Of course we try to assure him that nothing at all is the matter, but it doesn't work very well.
We three have talked a number of times about whether we ought to breathe a word of what we suspect to Louis, but the Imp says positively, "No." If he is to know, she says, he must learn it from Monsieur and from no other. In fact, by rights she ought not to have let us into the secret, and she wouldn't have done so, except that she thought there would be no reason why she shouldn't after Monsieur had told Louis. Since he apparently hasn't told him anything yet, it is our duty to keep the secret. I guess she must be right. I wouldn't want to be the one to tell Louis, anyway.
Our final exams for this year are coming in a week or so, and we are all "cramming" hard, so I probably won't have a chance to think of much else for some time to come.
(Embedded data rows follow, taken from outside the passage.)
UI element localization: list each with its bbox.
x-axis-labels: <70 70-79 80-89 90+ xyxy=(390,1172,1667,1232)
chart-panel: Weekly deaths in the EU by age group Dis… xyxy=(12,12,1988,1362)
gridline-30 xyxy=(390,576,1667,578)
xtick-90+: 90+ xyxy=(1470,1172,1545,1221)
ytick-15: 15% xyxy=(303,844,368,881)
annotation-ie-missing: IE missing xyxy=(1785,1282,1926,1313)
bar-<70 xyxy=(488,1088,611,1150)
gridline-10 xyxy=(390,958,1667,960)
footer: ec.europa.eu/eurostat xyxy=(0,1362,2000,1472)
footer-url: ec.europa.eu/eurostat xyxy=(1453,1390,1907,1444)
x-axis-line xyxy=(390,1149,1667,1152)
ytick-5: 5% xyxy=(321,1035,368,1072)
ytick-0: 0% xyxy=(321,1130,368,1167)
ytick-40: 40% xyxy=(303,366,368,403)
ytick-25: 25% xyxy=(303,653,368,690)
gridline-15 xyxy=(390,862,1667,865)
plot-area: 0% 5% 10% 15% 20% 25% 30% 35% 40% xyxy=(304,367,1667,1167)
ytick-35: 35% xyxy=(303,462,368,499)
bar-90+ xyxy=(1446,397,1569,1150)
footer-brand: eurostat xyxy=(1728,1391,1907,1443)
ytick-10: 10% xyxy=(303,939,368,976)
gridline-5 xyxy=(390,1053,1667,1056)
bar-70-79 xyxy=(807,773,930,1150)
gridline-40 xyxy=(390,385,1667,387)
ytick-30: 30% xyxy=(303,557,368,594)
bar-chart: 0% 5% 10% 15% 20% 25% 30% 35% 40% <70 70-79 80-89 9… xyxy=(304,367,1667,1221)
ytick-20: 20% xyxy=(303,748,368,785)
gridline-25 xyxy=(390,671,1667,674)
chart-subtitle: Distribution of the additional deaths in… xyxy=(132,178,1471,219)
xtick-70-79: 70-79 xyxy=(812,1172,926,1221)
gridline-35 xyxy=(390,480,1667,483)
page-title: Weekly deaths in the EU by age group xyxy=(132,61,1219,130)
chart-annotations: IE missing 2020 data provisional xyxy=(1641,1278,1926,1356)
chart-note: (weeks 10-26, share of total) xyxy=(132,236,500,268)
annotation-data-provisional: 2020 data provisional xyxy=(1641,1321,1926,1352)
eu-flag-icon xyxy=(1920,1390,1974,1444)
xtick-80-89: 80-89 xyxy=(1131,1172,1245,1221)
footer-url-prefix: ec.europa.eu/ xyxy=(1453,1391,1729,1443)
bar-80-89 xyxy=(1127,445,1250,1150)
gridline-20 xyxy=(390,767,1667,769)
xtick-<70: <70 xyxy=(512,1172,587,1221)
June 3, 1914. Everything is just about the same as when I last wrote in this journal. Nothing is changed, as far as we can see, in affairs across the Green. We are all so busy working for and taking our examinations that we haven't had much time to think about it, especially Carol, who is weak in mathematics, and I, who always dread Latin. Only the Imp remains unworried by these troubles. Her studies never did cause her a moment's uneasiness, as far as I can see, though how she gets through them, when she never makes even a pretense of studying, is beyond me.